Today was radiation #1 of 5. It felt like a family reunion. I had grown to love the people who work at Dr. Sim’s office. I saw them every day for 6 weeks when I went through this crap last time. We got to chat and know each other. When I went in for my consult this time, they were happy, yet sad to see me. Happy because I think they found me to be a fun patient, sad because they knew why I was there. One funny point was the fact that when they came out looking for me, they all had to do a double take because they didn’t recognize me. Not one of them had ever seen me with hair!
Perhaps one day, I will visit them with no evidence of disease and just be able to say hi. How wonderful it would be to not have to have them do anything to me.
Today, as I walked back in to start my treatment, it felt strangely comforting. It almost felt like I was coming back home. Even being in the treatment machine felt comforting. I assume there are a few reasons for this.

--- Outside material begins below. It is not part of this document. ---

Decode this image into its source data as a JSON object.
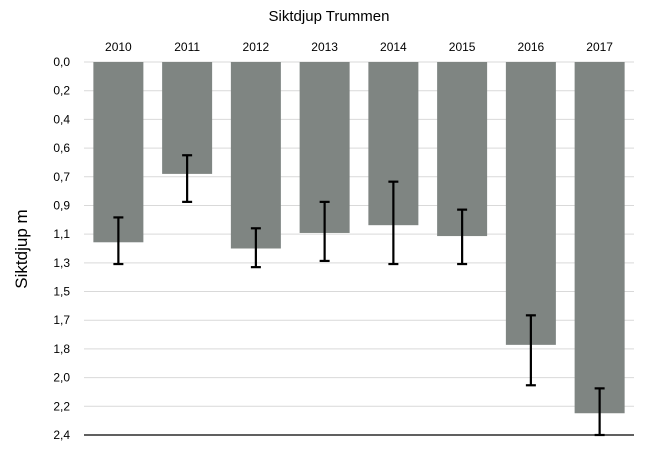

First, my memories of treatment there are positive because the people were so wonderful to me. One of my techs was the first person to see me after I learned Mom was diagnosed, so she hugged me while I cried. They celebrated with me when I finished my treatment. Second, there is always an empowering feeling when I am doing something proactive to fight cancer back. It makes me happy to be doing something to combat it. A coworker of mine was laughing at me because she noticed how happy I was today. It’s all because I have a need to feel like I am doing something to fix this crap.
And so treatment 1 is over… I like to believe that I have slightly less cancer in my body now than I did when I woke up this morning.
Prayers are always appreciated. I would ask that God continue to show me mercy and allow the cancer to melt away.